On the field Everton are developing nicely. Moyes has assembled a squad bursting with defensive and midfield talent with only the forward line a little anaemic, although the improvement of Jermaine Beckford over the course of the season and the emergence of Magaye Gueye and perhaps also Aposlostos Vellios has added depth where it was needed most. Whatever funds have been available to Moyes lately have mostly gone on preserving the strong squad at his disposal, with new contracts for Seamus Coleman, Leighton Baines, Phil Jagielka, Jack Rodwell, Tim Cahill and Mikel Arteta since last year and a new deal for Marouane Fellaini top of the agenda for the summer. If Everton cannot spend the kind of money it would take to add more players the calibre of Baines, Fellaini and co every summer, the least they can do is make sure they retain the ones they already have and, with the exception of Joleon Lescott and Steven Pienaar, have done so admirably.

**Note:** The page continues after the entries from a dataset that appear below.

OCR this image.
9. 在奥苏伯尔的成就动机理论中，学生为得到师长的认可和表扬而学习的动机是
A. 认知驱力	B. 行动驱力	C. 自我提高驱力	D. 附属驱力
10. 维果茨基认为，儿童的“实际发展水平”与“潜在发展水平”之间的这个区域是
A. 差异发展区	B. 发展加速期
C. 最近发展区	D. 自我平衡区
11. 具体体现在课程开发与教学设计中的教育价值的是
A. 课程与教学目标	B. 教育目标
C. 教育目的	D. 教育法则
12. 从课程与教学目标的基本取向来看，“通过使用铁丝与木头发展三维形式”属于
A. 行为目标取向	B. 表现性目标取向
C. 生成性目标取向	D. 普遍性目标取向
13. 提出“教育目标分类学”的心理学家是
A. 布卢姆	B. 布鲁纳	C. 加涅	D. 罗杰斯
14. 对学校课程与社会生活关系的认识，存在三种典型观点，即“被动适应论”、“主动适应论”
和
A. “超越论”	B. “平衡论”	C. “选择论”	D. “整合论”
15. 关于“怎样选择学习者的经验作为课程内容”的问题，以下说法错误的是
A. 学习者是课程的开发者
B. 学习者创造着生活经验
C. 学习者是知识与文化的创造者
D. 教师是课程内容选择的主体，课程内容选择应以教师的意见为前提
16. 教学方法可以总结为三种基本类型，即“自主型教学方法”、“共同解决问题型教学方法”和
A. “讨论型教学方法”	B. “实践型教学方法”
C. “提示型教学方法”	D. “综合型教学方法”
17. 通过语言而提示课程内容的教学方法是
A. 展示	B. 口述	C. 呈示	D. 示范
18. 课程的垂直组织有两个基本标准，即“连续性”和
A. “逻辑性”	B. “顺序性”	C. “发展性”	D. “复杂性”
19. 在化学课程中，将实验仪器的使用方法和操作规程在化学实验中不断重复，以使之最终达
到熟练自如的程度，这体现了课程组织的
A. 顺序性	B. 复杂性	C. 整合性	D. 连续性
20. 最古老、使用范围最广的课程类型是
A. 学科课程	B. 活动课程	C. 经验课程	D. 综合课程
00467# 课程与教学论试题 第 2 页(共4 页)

In the absence of big-money signings – which Moyes says his team do not need – Everton have turned ever more to youth. Coleman and Rodwell are the latest youngsters to nail down places in the Everton squad with Gueye and Vellios now regular names on the substitutes’ bench, although in the latter case that is through injuries more than anything, but hopes are also high for midfielder Ross Barkley and defenders Shane Duffy and Shkrodan Mustafi. Gueye has impressed in his recent outings with his raw power and cannonball shot, while Vellios’ sheer size makes him a handful even at a young age. Injuries to Duffy and Barkley have held them back somewhat but even in the absence of fresh investment off the pitch, on it, Everton’s future is still bright.